When it because clear to me that my father wasn’t coming home this time, I took charge and told my mom that she would take days and I would take nights and we would NOT be leaving my dad alone in the hospital. And that is what we did. Even though it was only three or four nights that I spent in the hospital room with my dad, that time felt immense and it changed me.
During this time, I had to endure a lecture from the respiratory therapist the day before he died, about what he would do “if it was his dad”, and I was the one who signed the paper to take out the breathing tube after my father suffered several days of absolute misery and tried to remove it himself. I surprised myself. I was shocked to learn that the world did not crumble and I did not die when my dad did. I realized then that I had strengths I had never noticed or claimed.

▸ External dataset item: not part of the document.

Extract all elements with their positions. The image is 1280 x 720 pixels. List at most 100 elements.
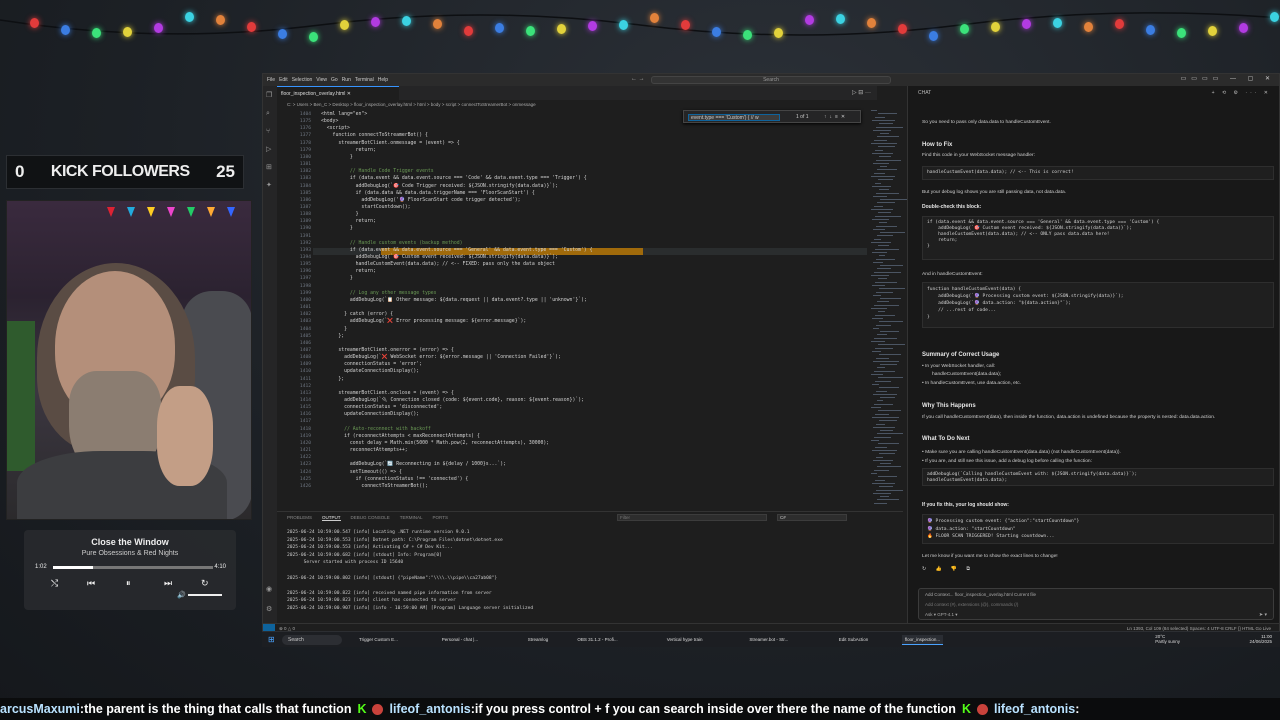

I also learned that when a person crosses over, it is a holy doorway, and that bearing witness, walking our beloveds to the edge is some of the most important work we ever do.
About two and a half years before my mom died, she moved from the land she’d lived on for almost fifty years. For me, letting go of the land that sustained me all my life was every bit as hard as losing my father. There have also been the death of beloved pets and for me, losing the furry family members is as hard as losing human relatives. I have come to appreciate loss as one of my greatest teachers.
Since then, I have lost aunts, uncles, cousins, friends and my mother. My mother’s departure occurred over five months, during which I took leave from my job and went down to her retirement community to care for her. She spent most of that time stuck between worlds, and this loss was a lesson in patience and endurance, more so than my experience with losing my dad. Again, it deepened and changed me.
I hope my poems about surviving loss and difficult times reflect what I have come to know over the years. I hope that my readers will be able to reflect on their own lives and appreciate the gifts and strengths that surface in their lives as they make their way through the rugged topography of loss.